A new deal for probation and family courts and fair pay for all

Saturday’s TUC march saw a number of trade union members and those from political parties and community groups join up in Central London.

I was proud to take part alongside Napo members, many of whom had travelled considerable distances to support the event. I was not alone in having reservations about the TUC selecting a date for such a huge enterprise so soon after the local elections, which had no doubt seen many political activists working hard in their neighbourhoods in the weeks before.

Whilst a respectable turnout resulted, there is a compelling argument for organising a series of regionally based events throughout the year that can help maintain the focus on the key campaigning issues.

Speaking of which, do not forget the events that we are asking members to take part in alongside UNISON colleagues on this Friday’s Day of Protest over probation pay.

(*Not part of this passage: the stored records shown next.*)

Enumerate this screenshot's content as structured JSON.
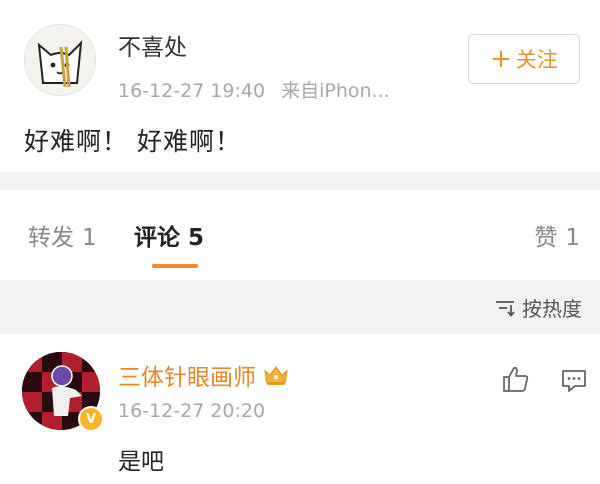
{
  "post": {
    "author": "不喜处",
    "timestamp": "16-12-27 19:40",
    "source": "来自iPhon...",
    "text": "好难啊！ 好难啊！",
    "follow_plus": "+",
    "follow_label": "关注",
    "avatar_icon": "cat-holding-chopsticks-avatar"
  },
  "tabs": {
    "repost_label": "转发",
    "repost_count": "1",
    "comment_label": "评论",
    "comment_count": "5",
    "like_label": "赞",
    "like_count": "1",
    "active": "comment"
  },
  "sort": {
    "label": "按热度",
    "icon": "sort-icon"
  },
  "comments": [
    {
      "author": "三体针眼画师",
      "timestamp": "16-12-27 20:20",
      "text": "是吧",
      "badge_icon": "verified-v-badge-icon",
      "member_icon": "crown-badge-icon"
    }
  ],
  "colors": {
    "accent": "#e8912d",
    "username": "#e8862a",
    "tab_indicator": "#f08a2c",
    "divider_gray": "#f2f2f2",
    "meta_gray": "#a8a8a8"
  }
}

More news on the unions’ joint pay claim that we expect to issue to all probation employers will follow shortly.

Justice Alliance campaign gains traction

Whilst by no means comparable in size to the ‘new deal’ March, the ‘Time for Justice’ Vigil last month was a great example of targeted campaigning. With financial support from the TUC, Napo (through Tania Bassett) helped to organise an impressive event with some old-fashioned rousing speeches in an open-air demo. The patrons of the neighbouring ‘Old Star’ seemed to enjoy the free entertainment even if it was lost on senior MoJ management within 102 Petty France Street.  

Great credit also to Kam Gill from the TUC and the likes of Matt Foot, Rhona Vale, James Davies and Sue James among others, for the work they put into a series of short films highlighting the shambles that passes for a UK justice system. These are easy to post or retweet across social media, and I was pleased with the outcome of our contribution. This focuses on the damage to the probation profession and my views on how service users and the general public are being failed by both arms of the Probation Service post TR. #Time4Justice https://vimeo.com/264411932

New chair of Cafcass attracts mixed reviews

Edward Timpson CBE has succeeded Baroness Tyler of Enfield as chair of Cafcass commencing a term of office that is due to run until 8th April 2021.

Family court members will recall that the former MP for Crewe and Nantwich (2008-2017) held roles as the minister of state for children and families (2015-2016), minister of state for vulnerable children and families at the department for education (2016-2017) and was also the parliamentary under-secretary of state for children and families between 2012 and 2015.

Before entering parliament, Mr Timpson spent ten years working as a family law barrister specialising in children’s cases. Reports indicate that his family has fostered 90 children over 30 years and that he has two adopted brothers.

The view from the Cafcass leadership hierarchy was predictably gushing; this from Chief Executive Anthony Douglas: “We are looking forward to working with Edward on issues affecting not just Cafcass but the whole of the family justice system. It was great working with him as a Minister and the whole of Cafcass is delighted with his appointment, coming on top of our outstanding rating from Ofsted. Edward’s personal and professional background, added to his political nous, will help us to keep growing and developing as a voice of the child-based service.”

Not everyone agrees it would seem, as evidenced by some of the postings on the official Cafcass forum. These suggest that the appointment has sparked some controversy amongst staff and clients especially on the back of the raging debate about parental alienation.

Other contributors expressed concern that Mr Timpson’s experience of the fostering system and the money that he has (allegedly) made from the system may lead to an unhealthy emphasis on this becoming the default position in certain cases of family breakdown.

Views from other quarters reveal dissatisfaction with Mr Timpson’s appointment claiming that he was ineffective in his ministerial role as borne out by his short tenure where he failed to engage and respond. Some believe that his appointment is an opportunity to press for serious change, citing the breakdown in the family justice system and the way in which parents find themselves locked into the court process for years.

Welcome to the new role Edward.

Napo General Secretary nomination process is under way

Napo branches have been advised that following the Napo General Secretary shortlisting process, two candidates will be interviewed at the next meeting of the National Executive Committee on 5th June.

Before that, all Napo Branches will have the opportunity to nominate one of the candidates, both of whom have now submitted electoral statements. This is an important step in the timetable, with the possibility of a member’s postal ballot between the 7th and 28th June.